A Brazilian official from the Catholic social action group, Pastoral da Terra – CPT, Dirceu Fumagalli, says that responsibility for the assassination of the farm workers and environment activists, José Claudio Ribeiro da Silva and Maria do Espírito Santo, belongs to the government.
Their names were on a list of people who had received death threats that the CPT regional (state of Pará) and the national CPT delivered to the Ministry of Justice in 2009, revealed Fumagalli.
“All assassinations are abominable, but this one, given the circumstances, is also emblematic,” declared Fumagalli, adding that the case throws light on how the problem of deforestation is treated in Brazil.
“The loggers do the dirty work. They clear the land for the cattle ranchers. These forces have little to do with the rainforest itself or the people who actually live and work in the forest. The forest and the people there are just obstacles – to be removed or destroyed,” he said.

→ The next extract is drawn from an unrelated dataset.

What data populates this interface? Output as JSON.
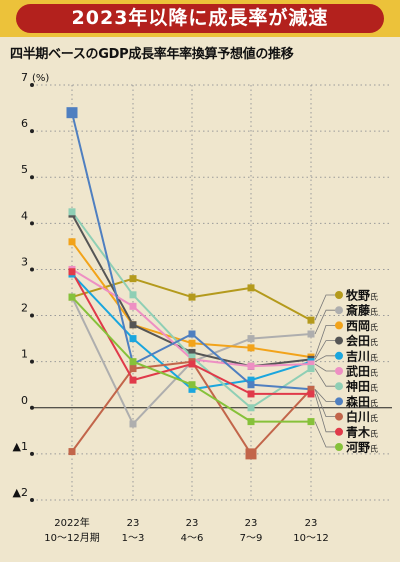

Estimates by the CPT are that between 2001 and 2010, a total of 377 people were killed as a result of land conflicts in Brazil. The Ministry of Agrarian Development says that just in the state of Pará, during the same period, there were 58 confirmed assassinations related to land conflicts, with another 62 cases under investigation.
Fumagalli says the killings continue because the land ownership structure in Brazil remains unchanged. “Nothing has been done to alter it. The concentration of land ownership continues,” said the CPT official.
President Dilma Rousseff has ordered the minister of Justice, José Eduardo Cardozo, to put the Federal Police and the federal government attorney office (Ministério Público Federal) into action in the case. At the local level, the Military Police of Pará are investigating the murders.
The funerals on May 26 of José Cláudio Ribeiro da Silva and Maria do Espírito Santo, in Marabá, in the state of Pará, turned into a protest demonstration by some 5,000 people against land ownership conflicts and illegal deforestation.
Members of the Landless Rural Workers Movement (MST) and other social groups such as Via Campesina and the local Federation of Farm Workers (Federação dos Trabalhadores na Agricultura – Fetagri), closed a bridge and barricaded railroad tracks by setting fires with tires and timber.
José Claudio and Maria do Espírito Santo, who were married, were well-known environmental activists and farm worker leaders, associated with the National Council of Rubber Tappers (Conselho Nacional dos Seringueiros) who were shot by assassins on Tuesday, May 24, near an agricultural settlement (Projeto de Assentamento Agroextrativista Praialta- Piranheira), that was part of a community known as Maçaranduba 2, located in a remote part of southeastern Pará, in the municipality of Nova Ipixuna. The couple were whistleblowers who denounced illegal logging in the area.
“We are protesting the assassinations. Their names (José Claudio and Maria do Espírito Santo) were on a list of people receiving death threats,” declared Maria Raimunda Cezar, a member of the MST, who attended the funerals.
“We blocked traffic but our protest was not violent. As soon as we finished our march, traffic was freed.”
Speaking of the police, Brasilia is concerned with the spike in land conflict deaths (four of them in less than ten days: three in Pará, and one in the region in the western part of the Amazon near the border with Peru and Bolivia, where the states of Acre, Amazonas and Rondônia converge).
As a result, the Brazilian FBI (Polícia Federal) and federal government attorneys (Ministério Público Federal) have been ordered to accompany the investigation into the assassinations. The government has also set up an interministerial group to examine the problem and authorized 500,000 reais (US$ 316,000) for travel expenses of officials to be sent to the region.
Another farmer (“agricultor”), Eremilton Pereira dos Santos, was found dead at a farming/extraction settlement known as Praialta-Piranheira, in the town of Nova Ipixuna, in the state of Pará, on Saturday, May 28. Santos had been shot.
His body was discovered by Environmental Protection Institute (“Ibama”) agents who were inspecting the area. It was found about seven kilometers from where two other people, Jose Claudio Ribeiro da Silva and Maria do Espírito Santo, who were environment activists, were murdered on May 24.
According to Pará Civil Police, Santos had been missing since May 26, and may have witnessed the assassination of José Claudio and Maria do Espírito Santo.
Civil Police officials in the state of Rondônia say they have identified a suspect in the murder of Adelino Ramos, aka Dinho, a land reform/ environment activist. The crime occurred in Vista Alegre do Abunã, an outlying area of the state capital, Porto Velho, on Friday, May 27.
According to the police, a land owner/farmer (“agricultor”), Ozeas Vicente, was the person who shot Dinho. Investigations continue as the police want to know if others were involved.
Dinho was shot six times as he walked down a street. He was the leader of an organization known as the Corumbiara Peasant Movement (“Movimento Camponês Corumbiara”) and was at the head of a campaign against illegal logging in the area in the western Amazon region where the borders of the states of Acre, Amazonas and Rondônia converge. He had received a number of death threats recently.